Patients considering treatment with androgen deprivation therapy and radiation therapy should discuss the option with their doctors “to find a balance between the potential benefits and the risks, including side effects,” Dr. Citrin added.

In recent years, drugs such as leuprolide acetate (Lupron®) have largely replaced bicalutamide as an adjunct to radiation. Two major clinical trials that began about 5 years ago are testing some of these agents in combination with radiation.

“It will take some time to get their results,” Dr. Shipley noted. But since both approaches act by lowering the supply of testosterone to the tumor itself, there isn't any reason to expect the results to be different from the bicalutamide trials, he added.

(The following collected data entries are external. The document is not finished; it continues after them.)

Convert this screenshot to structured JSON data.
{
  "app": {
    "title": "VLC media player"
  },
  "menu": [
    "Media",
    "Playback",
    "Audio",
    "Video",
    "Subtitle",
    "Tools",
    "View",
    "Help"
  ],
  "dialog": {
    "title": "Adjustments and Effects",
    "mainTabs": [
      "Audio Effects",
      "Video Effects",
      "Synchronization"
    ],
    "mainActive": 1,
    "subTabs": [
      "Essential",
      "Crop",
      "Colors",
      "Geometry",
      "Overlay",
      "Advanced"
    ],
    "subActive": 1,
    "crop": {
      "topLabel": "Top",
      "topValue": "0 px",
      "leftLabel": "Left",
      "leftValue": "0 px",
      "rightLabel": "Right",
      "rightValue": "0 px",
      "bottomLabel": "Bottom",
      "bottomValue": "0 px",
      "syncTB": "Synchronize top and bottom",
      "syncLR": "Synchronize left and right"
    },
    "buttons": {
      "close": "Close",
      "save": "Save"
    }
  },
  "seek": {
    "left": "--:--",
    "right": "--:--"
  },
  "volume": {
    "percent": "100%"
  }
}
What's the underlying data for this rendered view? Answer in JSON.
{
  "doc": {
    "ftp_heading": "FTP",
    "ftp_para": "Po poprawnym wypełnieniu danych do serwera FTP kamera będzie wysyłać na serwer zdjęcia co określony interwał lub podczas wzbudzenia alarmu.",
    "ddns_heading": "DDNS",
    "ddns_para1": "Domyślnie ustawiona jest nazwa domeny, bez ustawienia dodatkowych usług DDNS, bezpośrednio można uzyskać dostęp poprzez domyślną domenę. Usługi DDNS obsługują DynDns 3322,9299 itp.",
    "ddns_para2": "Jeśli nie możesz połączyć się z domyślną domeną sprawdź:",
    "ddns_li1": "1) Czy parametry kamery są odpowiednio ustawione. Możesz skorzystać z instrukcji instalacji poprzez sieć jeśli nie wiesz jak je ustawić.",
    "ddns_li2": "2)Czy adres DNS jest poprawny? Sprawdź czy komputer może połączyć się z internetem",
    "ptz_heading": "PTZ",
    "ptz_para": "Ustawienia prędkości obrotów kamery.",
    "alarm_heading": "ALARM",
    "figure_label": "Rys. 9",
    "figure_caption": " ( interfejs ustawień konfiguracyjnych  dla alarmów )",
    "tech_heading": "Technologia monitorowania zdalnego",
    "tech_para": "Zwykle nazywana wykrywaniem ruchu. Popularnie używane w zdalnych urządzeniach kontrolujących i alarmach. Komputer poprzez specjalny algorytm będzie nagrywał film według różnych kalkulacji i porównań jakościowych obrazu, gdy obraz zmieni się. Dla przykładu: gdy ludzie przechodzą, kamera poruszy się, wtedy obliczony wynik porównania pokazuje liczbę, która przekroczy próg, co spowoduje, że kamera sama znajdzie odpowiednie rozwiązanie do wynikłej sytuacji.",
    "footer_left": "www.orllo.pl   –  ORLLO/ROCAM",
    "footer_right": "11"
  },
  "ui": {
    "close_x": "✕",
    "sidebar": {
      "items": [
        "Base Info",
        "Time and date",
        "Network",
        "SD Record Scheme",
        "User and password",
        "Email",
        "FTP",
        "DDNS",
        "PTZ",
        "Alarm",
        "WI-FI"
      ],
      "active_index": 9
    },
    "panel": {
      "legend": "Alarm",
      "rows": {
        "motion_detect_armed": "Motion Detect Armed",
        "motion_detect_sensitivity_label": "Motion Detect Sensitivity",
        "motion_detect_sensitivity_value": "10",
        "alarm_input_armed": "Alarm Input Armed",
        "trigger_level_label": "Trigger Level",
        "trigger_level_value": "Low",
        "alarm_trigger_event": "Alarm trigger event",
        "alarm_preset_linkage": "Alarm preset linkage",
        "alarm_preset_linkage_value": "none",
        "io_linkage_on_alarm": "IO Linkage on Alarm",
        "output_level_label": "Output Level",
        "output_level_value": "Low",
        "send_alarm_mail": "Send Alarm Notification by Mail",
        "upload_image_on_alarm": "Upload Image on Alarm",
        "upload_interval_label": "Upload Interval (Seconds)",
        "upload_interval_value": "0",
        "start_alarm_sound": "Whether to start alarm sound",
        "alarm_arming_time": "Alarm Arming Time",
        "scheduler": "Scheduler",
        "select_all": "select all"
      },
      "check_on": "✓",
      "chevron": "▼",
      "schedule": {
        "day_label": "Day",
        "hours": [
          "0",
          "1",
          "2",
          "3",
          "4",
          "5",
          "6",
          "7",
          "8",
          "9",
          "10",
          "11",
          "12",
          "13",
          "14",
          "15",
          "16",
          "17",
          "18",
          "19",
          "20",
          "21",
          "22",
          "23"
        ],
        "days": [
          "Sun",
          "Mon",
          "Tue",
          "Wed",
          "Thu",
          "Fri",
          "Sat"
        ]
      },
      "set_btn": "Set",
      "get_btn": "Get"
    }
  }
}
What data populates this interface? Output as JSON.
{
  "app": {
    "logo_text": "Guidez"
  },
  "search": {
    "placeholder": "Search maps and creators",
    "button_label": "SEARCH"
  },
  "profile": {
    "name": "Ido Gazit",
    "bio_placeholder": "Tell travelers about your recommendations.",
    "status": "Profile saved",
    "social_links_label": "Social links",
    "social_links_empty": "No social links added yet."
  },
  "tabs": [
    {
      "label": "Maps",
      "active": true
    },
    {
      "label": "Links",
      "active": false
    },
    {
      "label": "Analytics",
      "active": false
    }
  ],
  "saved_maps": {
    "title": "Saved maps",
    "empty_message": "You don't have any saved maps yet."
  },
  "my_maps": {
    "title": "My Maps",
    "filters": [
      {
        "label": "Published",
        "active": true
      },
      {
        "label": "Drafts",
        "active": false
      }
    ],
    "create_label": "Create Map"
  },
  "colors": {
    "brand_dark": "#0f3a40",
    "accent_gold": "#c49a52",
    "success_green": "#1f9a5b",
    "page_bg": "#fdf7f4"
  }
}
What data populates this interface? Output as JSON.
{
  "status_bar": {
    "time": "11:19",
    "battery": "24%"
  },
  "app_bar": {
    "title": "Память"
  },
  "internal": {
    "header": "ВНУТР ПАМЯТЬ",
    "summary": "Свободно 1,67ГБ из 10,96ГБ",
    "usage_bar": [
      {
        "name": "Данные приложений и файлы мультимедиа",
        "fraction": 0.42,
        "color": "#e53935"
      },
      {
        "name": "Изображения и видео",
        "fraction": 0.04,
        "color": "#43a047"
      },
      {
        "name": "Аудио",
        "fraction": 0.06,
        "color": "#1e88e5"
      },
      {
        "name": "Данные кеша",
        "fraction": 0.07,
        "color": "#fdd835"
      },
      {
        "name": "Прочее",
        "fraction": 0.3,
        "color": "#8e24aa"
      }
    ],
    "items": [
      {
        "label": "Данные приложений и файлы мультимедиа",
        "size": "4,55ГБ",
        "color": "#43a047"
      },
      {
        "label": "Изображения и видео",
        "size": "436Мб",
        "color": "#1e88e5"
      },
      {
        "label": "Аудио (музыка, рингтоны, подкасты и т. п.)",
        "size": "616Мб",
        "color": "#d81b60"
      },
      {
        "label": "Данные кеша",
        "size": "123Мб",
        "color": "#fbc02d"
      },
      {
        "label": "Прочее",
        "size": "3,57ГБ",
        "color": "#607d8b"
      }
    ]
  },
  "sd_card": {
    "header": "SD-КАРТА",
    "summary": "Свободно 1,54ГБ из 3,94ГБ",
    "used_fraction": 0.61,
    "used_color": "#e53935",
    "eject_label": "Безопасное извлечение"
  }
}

Value of Long-Term Follow-Up

In 2010, interim results of the current study showed that treatment with bicalutamide led to a reduction in both biochemical recurrence and the development of metastases. Because prostate cancer can progress slowly, the researchers wanted longer-term follow-up to determine whether some participants could be considered cured of their disease.

In his editorial, Dr. Thompson highlighted this aspect of the research.

“This remarkable contribution by the National Clinical Trials Network of the National Cancer Institute shows the importance of randomized clinical trials with very long follow-up,” he wrote. “Studies that incorporate interventions without proprietary intellectual property (e.g., surgery or radiation therapy) or pharmaceutical agents whose patents often expire before the study is completed can be achieved only with the use of this invaluable national resource.”